A Vitrine Filmes trouxe 100 exibidores e donos de sala para assistir ao filme no São Luiz na manhã do dia 10. “Além de ser histórico, é uma locação do filme e de Retratos fantasmas e um cinema que faz parte da cinematografia do diretor. Depois, o grupo todo visitou locações de O agente secreto, Aquarius e também dos curtas de Kleber, em um roteiro bem cinematográfico, e também participa da sessão para o público e da festa. É a primeira vez fazemos um evento dessa grandeza no Recife, totalmente de acordo com o que o filme pede e merece. Daqui para a estreia vão ser mais de dez exibições: o filme abriu o Festival de Brasília, depois vai para o Maranhão, para o Ceará e também para Minas Gerais”, afirma a distribuidora Sílvia Cruz.

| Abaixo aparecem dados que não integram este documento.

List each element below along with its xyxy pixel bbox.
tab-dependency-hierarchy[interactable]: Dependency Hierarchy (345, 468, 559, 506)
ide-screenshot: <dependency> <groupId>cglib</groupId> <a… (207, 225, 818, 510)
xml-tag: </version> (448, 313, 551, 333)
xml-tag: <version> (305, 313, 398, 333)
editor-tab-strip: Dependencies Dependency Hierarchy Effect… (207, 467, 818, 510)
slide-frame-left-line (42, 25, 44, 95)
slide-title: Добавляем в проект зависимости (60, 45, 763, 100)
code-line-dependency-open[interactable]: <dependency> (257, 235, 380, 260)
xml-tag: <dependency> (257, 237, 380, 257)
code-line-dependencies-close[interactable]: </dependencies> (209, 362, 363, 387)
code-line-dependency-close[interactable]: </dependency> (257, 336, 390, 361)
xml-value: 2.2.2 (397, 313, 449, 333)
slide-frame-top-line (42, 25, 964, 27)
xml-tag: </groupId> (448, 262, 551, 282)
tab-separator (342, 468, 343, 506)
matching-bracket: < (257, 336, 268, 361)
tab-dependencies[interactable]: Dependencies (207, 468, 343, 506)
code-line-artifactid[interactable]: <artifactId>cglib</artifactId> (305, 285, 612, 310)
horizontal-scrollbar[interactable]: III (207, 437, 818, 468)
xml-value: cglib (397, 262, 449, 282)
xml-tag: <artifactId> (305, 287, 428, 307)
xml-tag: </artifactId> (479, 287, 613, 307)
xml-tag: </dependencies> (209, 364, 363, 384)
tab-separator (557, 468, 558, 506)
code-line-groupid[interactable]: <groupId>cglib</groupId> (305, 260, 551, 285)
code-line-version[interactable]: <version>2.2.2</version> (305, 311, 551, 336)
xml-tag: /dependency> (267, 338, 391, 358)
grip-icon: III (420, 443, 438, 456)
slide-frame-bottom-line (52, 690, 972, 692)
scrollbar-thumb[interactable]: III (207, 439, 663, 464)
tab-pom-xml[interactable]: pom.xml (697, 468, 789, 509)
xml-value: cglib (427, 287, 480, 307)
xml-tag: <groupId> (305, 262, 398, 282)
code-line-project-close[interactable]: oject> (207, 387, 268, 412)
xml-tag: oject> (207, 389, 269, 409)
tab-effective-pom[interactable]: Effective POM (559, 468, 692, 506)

Na segunda-feira (15), a Academia Brasileira de Cinema anunciou o longa-metragem que vai representar o Brasil na disputa por uma vaga entre os 15 indicados ao Oscar de Melhor Filme Internacional. O agente secreto estava na lista de 16 pré-selecionados, ao lado de O último azul, do diretor pernambucano Gabriel Mascaro, vencedor do Grande Prêmio do Júri no Festival de Berlim, e também de Manas, da cineasta pernambucana Mariana Brennand Fortes, que ganhou o principal prêmio da Giornate Degli Autori no Festival de Veneza. Para se qualificar na concorrência, precisa passar ao menos uma semana em cartaz. “Vamos fazer em Salvador e em Curitiba, uma cidade muito cinéfila, mas onde talvez ainda existam barreiras para um filme do ‘Nordeste’. Bem, acho que agora O agente secreto seja visto como um filme ‘brasileiro’”, observa o diretor.
Nos Estados Unidos, a estreia comercial, com distribuição da Neon, é 6 de novembro, mas, até lá, o percurso inclui os festivais de Telluride e Nova York, com uma incursão por Toronto, no Canadá. O lançamento está confirmado em 94 países das Américas do Norte e Latina, Europa, Ásia e Oceania, incluindo China, México, Coreia do Sul, Índia, Nova Zelândia e Finlândia, de acordo com a MK2, que comercializa os direitos de exibição lá fora. Em Cannes, ante à explosão do frevo no grupo Guerreiros do Passo e nos acordes da Orquestra Popular do Recife, tanto Kleber Mendonça Filho como Emilie Lesclaux eram comedidos em relação a eventuais prêmios. Agora, com o circuito de viagens já mapeado e o nome de Wagner Moura aparecendo em todas as previsões para o Oscar de Melhor Ator, Kleber, que por décadas foi crítico de cinema e se mostra cada vez mais à vontade como realizador, opta pela discrição de um típico agente secreto: “Cannes jogou um holofote no filme e tudo está sendo muito especial. Vamos esperar o que ainda vai acontecer”.